The article you linked is wrong about the screen rez, Wiki & other reviews say 208x320 (iPhone 1 was 320x480!), which is much more plausible.

@mdhughes @fribbledom The point is Apple didn't invent smartphones, or even touchscreen smartphones with apps, full e-mail clients and a web browser.

@mdhughes @fribbledom
»all-programs-are-apps «
I#m still stumped by this. Does that expression carry any meaning except describing a marketing stunt?

To me, that's synonymous to "let's call this thing something else to make it look special" -- or is there any more to it?

@Mr_Teatime @fribbledom You could hit a single worldwide storefront, shipped on the device, buy an "app" that does one thing well, and can't interfere with anything else. So people could safely try random apps for a few bucks.

Doing that in Handango etc at the time was a massive pain to set up, they covered only a few countries, credit card & payment to the dev sucked and was usually 30-70 or worse, and every device was inconsistent. I did it and it was hell.

So kinda like the repo for your Linux distro, but for money :)

Put this way, it does make some sense, though: less-privileged application, distributed/sold through the platform provider's portal.

Which also emphasizes the shift in the power balance. Whoever makes the OS holds all the strings.

@Mr_Teatime @fribbledom Yeah, but also iOS is massively more secure than a Linux distro, and each app is like a BSD jail (slightly different mechanics but many of the same tools).

It's also very liberating as a dev, not needing a giant support org to ship & make money.

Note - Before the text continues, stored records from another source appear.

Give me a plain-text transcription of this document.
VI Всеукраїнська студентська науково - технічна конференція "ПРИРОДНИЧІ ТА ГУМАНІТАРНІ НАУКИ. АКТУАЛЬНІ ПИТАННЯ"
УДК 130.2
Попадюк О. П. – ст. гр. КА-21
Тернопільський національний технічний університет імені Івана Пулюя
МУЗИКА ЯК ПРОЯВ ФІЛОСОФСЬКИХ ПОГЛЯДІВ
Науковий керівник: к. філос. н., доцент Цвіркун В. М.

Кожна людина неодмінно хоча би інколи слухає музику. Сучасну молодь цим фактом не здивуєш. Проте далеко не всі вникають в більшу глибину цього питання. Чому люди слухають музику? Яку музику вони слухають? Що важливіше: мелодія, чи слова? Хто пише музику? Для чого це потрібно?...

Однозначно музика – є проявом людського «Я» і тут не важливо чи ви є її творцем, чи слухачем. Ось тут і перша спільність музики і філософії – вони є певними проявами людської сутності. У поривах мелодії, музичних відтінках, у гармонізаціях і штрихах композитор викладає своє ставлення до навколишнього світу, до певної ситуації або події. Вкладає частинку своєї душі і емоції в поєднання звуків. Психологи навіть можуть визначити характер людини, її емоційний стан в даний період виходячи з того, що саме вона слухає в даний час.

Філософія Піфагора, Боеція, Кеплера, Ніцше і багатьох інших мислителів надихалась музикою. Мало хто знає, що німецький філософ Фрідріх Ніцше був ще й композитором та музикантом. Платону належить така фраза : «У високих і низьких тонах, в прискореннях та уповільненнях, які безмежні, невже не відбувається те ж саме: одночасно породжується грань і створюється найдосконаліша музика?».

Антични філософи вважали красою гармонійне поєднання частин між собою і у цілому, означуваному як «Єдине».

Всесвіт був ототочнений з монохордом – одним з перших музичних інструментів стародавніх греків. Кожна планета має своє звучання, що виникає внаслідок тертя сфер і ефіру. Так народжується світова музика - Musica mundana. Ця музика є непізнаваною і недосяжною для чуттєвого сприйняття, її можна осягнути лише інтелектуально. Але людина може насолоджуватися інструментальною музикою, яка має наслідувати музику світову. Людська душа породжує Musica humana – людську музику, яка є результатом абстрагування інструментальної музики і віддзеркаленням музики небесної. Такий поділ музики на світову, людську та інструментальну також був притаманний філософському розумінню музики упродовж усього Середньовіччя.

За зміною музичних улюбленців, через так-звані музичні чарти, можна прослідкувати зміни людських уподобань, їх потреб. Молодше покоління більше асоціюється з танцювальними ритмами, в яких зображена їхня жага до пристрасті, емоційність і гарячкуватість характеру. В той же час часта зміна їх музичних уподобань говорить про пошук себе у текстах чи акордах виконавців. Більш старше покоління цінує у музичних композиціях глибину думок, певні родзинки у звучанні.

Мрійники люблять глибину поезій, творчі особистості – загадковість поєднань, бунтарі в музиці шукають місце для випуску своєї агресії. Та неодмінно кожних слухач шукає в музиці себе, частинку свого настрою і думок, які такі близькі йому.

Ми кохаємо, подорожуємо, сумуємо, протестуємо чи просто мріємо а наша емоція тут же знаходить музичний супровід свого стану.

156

Yes, sure makes dev lifes easier. Sort of like Steam catalyzed a wave of indie games. But then it also causes issues whenever It Is Decided that your thing is not worthy because of reasons which you either already know or are not worthy of being told...

I if the software distributuon was run by (several) entities different from the OS maker and the platform provider that could be nice, but no company would voluntarily relinquish this amount of control.
@fribbledom it is pretty disgusting that people say Apple invented the smart phone when there was other funds out there Ruddick android and other systems that were using apps in the whole 9 yards. Apples marketing team really just spends a lot of time getting people to bullshit us

@fribbledom we had downloadable "apps" that could be installed on handheld touchscreen devices well before anyone stuck a cell modem in one of them, even.

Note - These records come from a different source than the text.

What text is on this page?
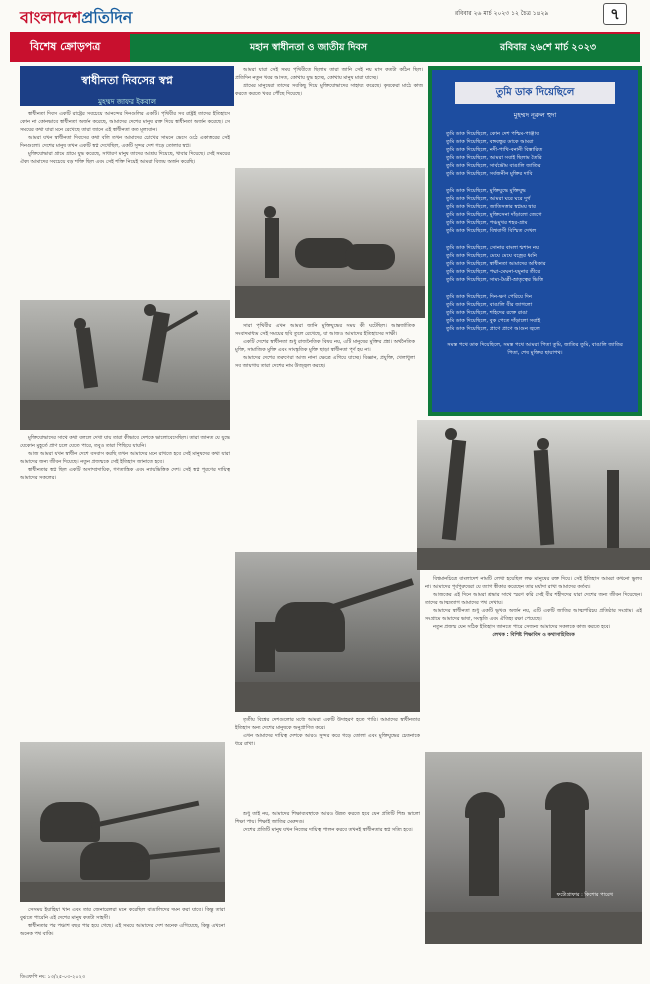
বাংলাদেশপ্রতিদিন	রবিবার ২৬ মার্চ ২০২৩ ১২ চৈত্র ১৪২৯	৭
বিশেষ ক্রোড়পত্র	মহান স্বাধীনতা ও জাতীয় দিবস	রবিবার ২৬শে মার্চ ২০২৩
স্বাধীনতা দিবসের স্বপ্ন
মুহম্মদ জাফর ইকবাল

স্বাধীনতা দিবস একটি রাষ্ট্রের সবচেয়ে আনন্দের দিনগুলির একটি। পৃথিবীর সব রাষ্ট্রই তাদের ইতিহাসে কোন না কোনভাবে স্বাধীনতা অর্জন করেছে, আমাদের দেশের মানুষ রক্ত দিয়ে স্বাধীনতা অর্জন করেছে। সে সময়ের কথা যারা মনে রেখেছে তারা জানে এই স্বাধীনতা কত মূল্যবান।

আমরা যখন স্বাধীনতা দিবসের কথা বলি তখন আমাদের চোখের সামনে ভেসে ওঠে একাত্তরের সেই দিনগুলো। দেশের মানুষ তখন একটি স্বপ্ন দেখেছিল, একটি সুন্দর দেশ গড়ে তোলার স্বপ্ন।

মুক্তিযোদ্ধারা গ্রামে গ্রামে যুদ্ধ করেছে, সাধারণ মানুষ তাদের আশ্রয় দিয়েছে, খাবার দিয়েছে। সেই সময়ের ঐক্য আমাদের সবচেয়ে বড় শক্তি ছিল এবং সেই শক্তি নিয়েই আমরা বিজয় অর্জন করেছি।

মুক্তিযোদ্ধাদের সাথে কথা বললে দেখা যায় তারা কীভাবে দেশকে ভালোবেসেছিল। তারা জানত যে যুদ্ধে যেকোন মুহূর্তে প্রাণ চলে যেতে পারে, তবুও তারা পিছিয়ে যায়নি।

আজ আমরা যখন স্বাধীন দেশে বসবাস করছি তখন আমাদের মনে রাখতে হবে সেই মানুষদের কথা যারা আমাদের জন্য জীবন দিয়েছে। নতুন প্রজন্মকে সেই ইতিহাস জানাতে হবে।

স্বাধীনতার স্বপ্ন ছিল একটি অসাম্প্রদায়িক, গণতান্ত্রিক এবং ন্যায়ভিত্তিক দেশ। সেই স্বপ্ন পূরণের দায়িত্ব আমাদের সকলের।

সেসময় ইয়াহিয়া খান এবং তার জেনারেলরা মনে করেছিল বাঙালিদের দমন করা যাবে। কিন্তু তারা বুঝতে পারেনি এই দেশের মানুষ কতটা সাহসী।

স্বাধীনতার পর পঞ্চাশ বছর পার হয়ে গেছে। এই সময়ে আমাদের দেশ অনেক এগিয়েছে, কিন্তু এখনো অনেক পথ বাকি।

ডিএফপি নং: ১৩/২৫-০৩-২০২৩

আমরা যারা সেই সময় পৃথিবীতে ছিলাম তারা জানি সেই নয় মাস কতটা কঠিন ছিল। প্রতিদিন নতুন খবর আসত, কোথায় যুদ্ধ হচ্ছে, কোথায় মানুষ মারা যাচ্ছে।

গ্রামের মানুষেরা তাদের সবকিছু দিয়ে মুক্তিযোদ্ধাদের সাহায্য করেছে। কৃষকেরা মাঠে কাজ করতে করতে খবর পৌঁছে দিয়েছে।

সারা পৃথিবীর এখন আমরা জানি মুক্তিযুদ্ধের সময় কী ঘটেছিল। আন্তর্জাতিক সংবাদমাধ্যম সেই সময়ের ছবি তুলে রেখেছে, যা আজও আমাদের ইতিহাসের সাক্ষী।

একটি দেশের স্বাধীনতা শুধু রাজনৈতিক বিষয় নয়, এটি মানুষের মুক্তির প্রশ্ন। অর্থনৈতিক মুক্তি, সামাজিক মুক্তি এবং সাংস্কৃতিক মুক্তি ছাড়া স্বাধীনতা পূর্ণ হয় না।

আমাদের দেশের তরুণেরা আজ নানা ক্ষেত্রে এগিয়ে যাচ্ছে। বিজ্ঞান, প্রযুক্তি, খেলাধুলা সব জায়গায় তারা দেশের নাম উজ্জ্বল করছে।

তৃতীয় বিশ্বের দেশগুলোর মধ্যে আমরা একটি উদাহরণ হতে পারি। আমাদের স্বাধীনতার ইতিহাস অন্য দেশের মানুষকে অনুপ্রাণিত করে।

এখন আমাদের দায়িত্ব দেশকে আরও সুন্দর করে গড়ে তোলা এবং মুক্তিযুদ্ধের চেতনাকে ধরে রাখা।

শুধু তাই নয়, আমাদের শিক্ষাব্যবস্থাকে আরও উন্নত করতে হবে যেন প্রতিটি শিশু ভালো শিক্ষা পায়। শিক্ষাই জাতির মেরুদণ্ড।

দেশের প্রতিটি মানুষ যখন নিজের দায়িত্ব পালন করবে তখনই স্বাধীনতার স্বপ্ন সত্যি হবে।

তুমি ডাক দিয়েছিলে
মুহম্মদ নূরুল হুদা
তুমি ডাক দিয়েছিলে, কোন দেশ পশ্চিম-পাঞ্জাব
তুমি ডাক দিয়েছিলে, বঙ্গবন্ধুর ডাকে আমরা
তুমি ডাক দিয়েছিলে, নদী-পাখি-বনানী বিস্তারিত
তুমি ডাক দিয়েছিলে, আমরা সবাই ছিলাম তৈরি
তুমি ডাক দিয়েছিলে, সার্বভৌম বাঙালি জাতির
তুমি ডাক দিয়েছিলে, সর্বজনীন মুক্তির দাবি
তুমি ডাক দিয়েছিলে, মুক্তিযুদ্ধে মুক্তিযুদ্ধ
তুমি ডাক দিয়েছিলে, আমরা ঘরে ঘরে দুর্গ
তুমি ডাক দিয়েছিলে, জাতিসত্তার স্বপ্নময় দ্বার
তুমি ডাক দিয়েছিলে, মুক্তিসেনা দাঁড়ালো জেগে
তুমি ডাক দিয়েছিলে, পঞ্চমুখর শহর-গ্রাম
তুমি ডাক দিয়েছিলে, বিশ্ববাসী বিস্মিত দেখল
তুমি ডাক দিয়েছিলে, সোনার বাংলা শ্মশান নয়
তুমি ডাক দিয়েছিলে, মেঘে মেঘে বজ্রের ধ্বনি
তুমি ডাক দিয়েছিলে, স্বাধীনতা আমাদের অধিকার
তুমি ডাক দিয়েছিলে, পদ্মা-মেঘনা-যমুনার তীরে
তুমি ডাক দিয়েছিলে, সাম্য-মৈত্রী-ভ্রাতৃত্বের ভিত্তি
তুমি ডাক দিয়েছিলে, দিন-ক্ষণ পেরিয়ে দিন
তুমি ডাক দিয়েছিলে, বাঙালি বীর জাগলো
তুমি ডাক দিয়েছিলে, শহিদের রক্তে রাঙা
তুমি ডাক দিয়েছিলে, বুক পেতে দাঁড়ালো সবাই
তুমি ডাক দিয়েছিলে, প্রাণে প্রাণে আগুন জ্বলে
সমস্ত পথে ডাক দিয়েছিলে, সমস্ত পথে আমরা পিতা তুমি, জাতির তুমি, বাঙালি জাতির পিতা, শেষ মুক্তির ছায়াপথ।

বিশ্বমানচিত্রে বাংলাদেশ নামটি লেখা হয়েছিল লক্ষ মানুষের রক্ত দিয়ে। সেই ইতিহাস আমরা কখনো ভুলব না। আমাদের পূর্বপুরুষেরা যে ত্যাগ স্বীকার করেছেন তার মর্যাদা রাখা আমাদের কর্তব্য।

আজকের এই দিনে আমরা শ্রদ্ধার সাথে স্মরণ করি সেই বীর শহীদদের যারা দেশের জন্য জীবন দিয়েছেন। তাদের আত্মত্যাগ আমাদের পথ দেখায়।

আমাদের স্বাধীনতা শুধু একটি ভূখণ্ড অর্জন নয়, এটি একটি জাতির আত্মপরিচয় প্রতিষ্ঠার সংগ্রাম। এই সংগ্রামে আমাদের ভাষা, সংস্কৃতি এবং ঐতিহ্য রক্ষা পেয়েছে।

নতুন প্রজন্ম যেন সঠিক ইতিহাস জানতে পারে সেজন্য আমাদের সকলকে কাজ করতে হবে।

লেখক : বিশিষ্ট শিক্ষাবিদ ও কথাসাহিত্যিক

ফটোগ্রাফার : কিশোর পারেখ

@fribbledom Guess it depends on how old the articles author is. the younger ones seldom care or know about 'older' technology.
They also often don't know that most of the current Apple designs is a blant copy of early 50's Braun designs.

@fribbledom The paranoia in me screams it's "Big Money" rewriting history for their benefit.

@fribbledom Just going to forget about that Blackberry I used to own, I guess.

I've been told it didn't exist.

@carcinopithecus @fribbledom

Are we allowed to use Gardner's Theory of Multiple Intelligences?

Should we be using a Growth Mindset approach?

@fribbledom no mention of Blackberry? Their curve model came out an entire month before the original iPhone did.

@fribbledom With the development of the Internet, we have a new field of work called the fake information and fake news sector.